The drama over future ownership of the New York Mets continues, with billionaire hedge fund manager Steve Cohen withdrawing his ownership bid–and Alex Rodriguez reportedly considering a purchase of the team from the Wilpon family.
Cohen withdrew his $2.6 billion offer for the Mets after examining the specifics–namely, that he’d own 80 percent of the franchise but the Wilpons would retain control of the National League franchise. In fact, the Wilpons would basically give up little with the Cohen investment: CEO Fred Wilpon would remain as control person for the franchise for five years (MLB designates a single control person to speak for the team in MLB business matters), with Jeff Wilpon remaining as team COO for five years. But the ownership roles for the Wilpons could have extended for more than five years, and although the deal did not include ownership of cable network SNY, it may be more complicated than anticipated to split SNY from the Mets.
So in steps Rodriguez, a long-time Mets fan who has been an active businessperson and investor since his playing days ended. It’s not every day an MLB team hits the market, and bringing in someone of Rodriguez’s stature certainly would be welcomed in a sport that’s seen plenty of recent adversity. From the New York Post:
While sources told The Post that Cohen has not yet fully given up on his chances of purchasing the Mets, rumors of A-Rod’s interest have intensified.
“He’s a businessman and a baseball man based in New York,” said one A-Rod ally. “Why wouldn’t he be looking at this?”
A self-described childhood Mets fan who idolized Keith Hernandez in his youth, A-Rod flirted with signing with the team as a free agent in 2000. That dream was scuttled by then-Mets GM Steve Phillips’ disinterest in meeting A-Rod’s contract demands and creating what Phillips infamously termed “a 24-plus-one roster.” A-Rod eventually signed an unprecedented $252 million, 10-year deal with the Texas Rangers.
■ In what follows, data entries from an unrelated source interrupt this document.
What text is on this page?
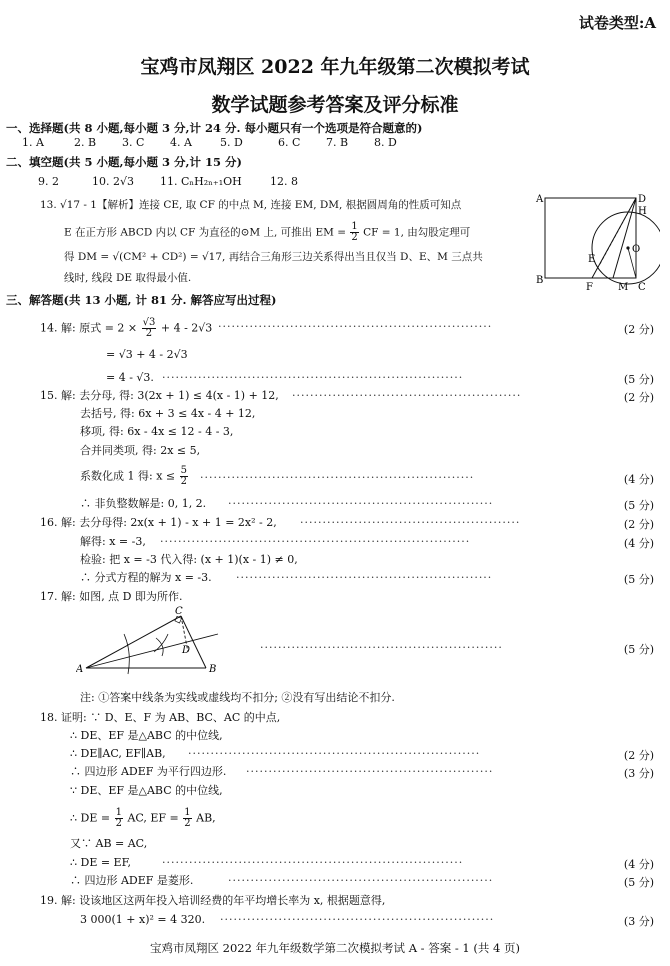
试卷类型:A
宝鸡市凤翔区 2022 年九年级第二次模拟考试
数学试题参考答案及评分标准
一、选择题(共 8 小题,每小题 3 分,计 24 分. 每小题只有一个选项是符合题意的)
1. A	2. B 3. C 4. A	5. D	6. C 7. B 8. D
二、填空题(共 5 小题,每小题 3 分,计 15 分)
9. 2	10. 2√3 11. CₙH₂ₙ₊₁OH	12. 8
13. √17 - 1【解析】连接 CE, 取 CF 的中点 M, 连接 EM, DM, 根据圆周角的性质可知点
E 在正方形 ABCD 内以 CF 为直径的⊙M 上, 可推出 EM = $\frac{1}{2}$ CF = 1, 由勾股定理可
得 DM = √(CM² + CD²) = √17, 再结合三角形三边关系得出当且仅当 D、E、M 三点共
线时, 线段 DE 取得最小值.
A
B
C
D
E
F
H
M
O
三、解答题(共 13 小题, 计 81 分. 解答应写出过程)
14. 解: 原式 = $2 \times \frac{√3}{2} + 4 - 2√3$ ·····························································	(2 分)
= √3 + 4 - 2√3
= 4 - √3. ···································································	(5 分)
15. 解: 去分母, 得: 3(2x + 1) ≤ 4(x - 1) + 12, ···················································	(2 分)
去括号, 得: 6x + 3 ≤ 4x - 4 + 12,
移项, 得: 6x - 4x ≤ 12 - 4 - 3,
合并同类项, 得: 2x ≤ 5,
系数化成 1 得: $x \le \frac{5}{2}$ ·····························································	(4 分)
∴ 非负整数解是: 0, 1, 2. ···························································	(5 分)
16. 解: 去分母得: 2x(x + 1) - x + 1 = 2x² - 2, ·················································	(2 分)
解得: x = -3, ·····································································	(4 分)
检验: 把 x = -3 代入得: (x + 1)(x - 1) ≠ 0,
∴ 分式方程的解为 x = -3. ·························································	(5 分)
17. 解: 如图, 点 D 即为所作.
A	B
C
D	······················································	(5 分)
注: ①答案中线条为实线或虚线均不扣分; ②没有写出结论不扣分.
18. 证明: ∵ D、E、F 为 AB、BC、AC 的中点,
∴ DE、EF 是△ABC 的中位线,
∴ DE∥AC, EF∥AB, ·································································	(2 分)
∴ 四边形 ADEF 为平行四边形. ·······················································	(3 分)
∵ DE、EF 是△ABC 的中位线,
∴ DE = $\frac{1}{2}$ AC, EF = $\frac{1}{2}$ AB,
又∵ AB = AC,
∴ DE = EF,	···································································	(4 分)
∴ 四边形 ADEF 是菱形.	···························································	(5 分)
19. 解: 设该地区这两年投入培训经费的年平均增长率为 x, 根据题意得,
3 000(1 + x)² = 4 320. ·····························································	(3 分)
宝鸡市凤翔区 2022 年九年级数学第二次模拟考试 A - 答案 - 1 (共 4 页)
He was traded to the Yankees following the 2003 season.
There’s one big problem with any Rodriguez bid for the Mets: while he’s a wealthy man, he’s not a baseball-wealthy man, so he’d need to take an approach like Derek Jeter did in his purchase of the Miami Marlins: put together an ownership group with bigger-buck investors. In general, MLB officials dislike ownership groups with multiple members–but then again, with the chance to bring in Alex Rodriguez and his wife, Jennifer Lopez, as owners, MLB may approve such an ownership group.
In the end, it will depend on how the rest of the world values the Mets sans SNY and how involvement the Wilpons demand. It’s highly unlikely any other potential owner would spend billions on a team and then leave the Wilpons on charge; it’s also unlikely anyone else would value the team at $3-billion-plus, as the Wilpons are, without any SNY share.